The coastal strip from Laguna Beach to Newport Beach was the setting for T. Jefferson Parker's "Laguna Heat," and his next novel, "Little Saigon," is located in and around Westminster and Garden Grove. Irvine's Robert J. Ray has been working much of the same oceanside turf, with his two (and soon to be three) "Matt Murdock" mysteries, and now with "The Hit Man Cometh," introducing Newport Beach Det. Sgt. Frank Branko.
Anyone contemplating a roman a clef set in Orange County has to deal with the fact that there is an equally limited number of recognizable, larger-than-life plot elements: an unctuous televangelist with a large glass church; a near-psychotic politician ripped from the pages of "The Manchurian Candidate"; a savvy UC chancellor who comes across like one of the Marx Brothers; a large, privately held company, built on a swindled old land grant and now holding title on much of the county's choicest undeveloped coastal property; and a teeming, impenetrable community of Indochinese immigrants plagued by gangs and ripped by ideological crosscurrents.

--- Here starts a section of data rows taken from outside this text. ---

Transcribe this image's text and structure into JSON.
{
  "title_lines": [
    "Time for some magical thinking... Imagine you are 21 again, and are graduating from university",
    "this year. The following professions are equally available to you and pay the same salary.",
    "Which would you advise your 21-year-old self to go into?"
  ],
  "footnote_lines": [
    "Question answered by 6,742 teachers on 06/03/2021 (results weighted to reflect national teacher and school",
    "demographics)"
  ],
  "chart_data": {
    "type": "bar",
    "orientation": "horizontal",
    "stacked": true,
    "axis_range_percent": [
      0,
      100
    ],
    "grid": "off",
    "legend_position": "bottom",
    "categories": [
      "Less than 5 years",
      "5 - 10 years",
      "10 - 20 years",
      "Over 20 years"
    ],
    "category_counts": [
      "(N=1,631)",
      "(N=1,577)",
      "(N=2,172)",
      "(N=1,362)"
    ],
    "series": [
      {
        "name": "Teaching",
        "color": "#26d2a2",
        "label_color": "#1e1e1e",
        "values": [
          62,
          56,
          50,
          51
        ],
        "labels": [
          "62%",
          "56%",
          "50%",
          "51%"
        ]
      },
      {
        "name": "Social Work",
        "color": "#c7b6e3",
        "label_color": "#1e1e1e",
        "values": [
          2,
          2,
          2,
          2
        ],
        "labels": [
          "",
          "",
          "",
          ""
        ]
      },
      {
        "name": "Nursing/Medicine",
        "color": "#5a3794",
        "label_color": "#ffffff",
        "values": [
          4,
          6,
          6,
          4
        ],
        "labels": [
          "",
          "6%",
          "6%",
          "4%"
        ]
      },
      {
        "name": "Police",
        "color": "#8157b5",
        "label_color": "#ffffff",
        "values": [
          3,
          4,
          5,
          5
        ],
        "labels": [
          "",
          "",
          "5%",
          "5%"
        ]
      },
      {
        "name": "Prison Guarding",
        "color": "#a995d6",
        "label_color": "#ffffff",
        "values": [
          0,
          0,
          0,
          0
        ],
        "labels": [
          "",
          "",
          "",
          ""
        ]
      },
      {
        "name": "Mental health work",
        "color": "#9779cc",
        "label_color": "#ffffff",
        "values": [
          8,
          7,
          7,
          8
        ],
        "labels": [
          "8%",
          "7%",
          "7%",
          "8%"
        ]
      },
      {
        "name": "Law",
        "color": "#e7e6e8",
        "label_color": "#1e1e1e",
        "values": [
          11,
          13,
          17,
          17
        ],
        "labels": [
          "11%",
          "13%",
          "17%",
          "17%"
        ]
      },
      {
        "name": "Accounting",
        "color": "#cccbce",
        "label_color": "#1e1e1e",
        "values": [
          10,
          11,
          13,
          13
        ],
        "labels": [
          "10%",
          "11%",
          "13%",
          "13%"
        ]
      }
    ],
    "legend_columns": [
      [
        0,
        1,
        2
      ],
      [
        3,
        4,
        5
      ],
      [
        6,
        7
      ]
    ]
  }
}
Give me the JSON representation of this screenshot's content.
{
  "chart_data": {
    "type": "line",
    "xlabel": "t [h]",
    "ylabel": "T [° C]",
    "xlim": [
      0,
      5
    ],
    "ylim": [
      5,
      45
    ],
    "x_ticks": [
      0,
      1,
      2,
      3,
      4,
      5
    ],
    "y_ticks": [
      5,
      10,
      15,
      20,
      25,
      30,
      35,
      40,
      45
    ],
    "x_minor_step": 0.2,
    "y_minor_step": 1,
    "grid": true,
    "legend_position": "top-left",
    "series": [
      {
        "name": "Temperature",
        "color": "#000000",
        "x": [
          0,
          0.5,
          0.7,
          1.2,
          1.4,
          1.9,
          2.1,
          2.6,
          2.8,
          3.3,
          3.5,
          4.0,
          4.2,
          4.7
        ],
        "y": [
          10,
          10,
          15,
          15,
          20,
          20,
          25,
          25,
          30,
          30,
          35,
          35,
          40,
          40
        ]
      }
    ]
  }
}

Ray, who characterizes Orange County as "the Philistine Midwest plopped down on the edge of America," covers much of the field with his latest tale of an assassination attempt--at the Balboa Peninsula Fun Zone--of a nationally known evangelist running for Congress against an entrenched incumbent. The plot is littered with a full complement of dead bodies and live Newport Beach arrivistes, including a stunning rags-to-rich-bitch Spyglass Hill resident and a sexy Orange County Register reporter.
Branko, Ray's Volvo-driving, tennis-playing protagonist, is believable despite a weakness for dated tough-guy talk. And, apart from some description-by-product label and more than you need to know about small arms and explosives, Ray moves along this story of the ambitious evangelist's darker side. He has the most fun with the sociopath Col. Devane, a maniacal former mercenary bent on behind-the-scenes political power, and an elegant, highly professional female assassin.
What is best about "The Hit Man Cometh" is its insight into the machinations and back-room politics of a small police department in a wealthy beachfront community. There are overdressed departmental comers and bean counters who carp at Branko over the cost of ordering a SWAT mobilization, while at the same time planning an expense account lunch at Laguna Niguel's Ritz Carlton for pushy for self-important FBI terrorism experts who know a lot less than they think they do.
Advertised on the jacket as the first of a series, we can look forward to more of Frank Branko.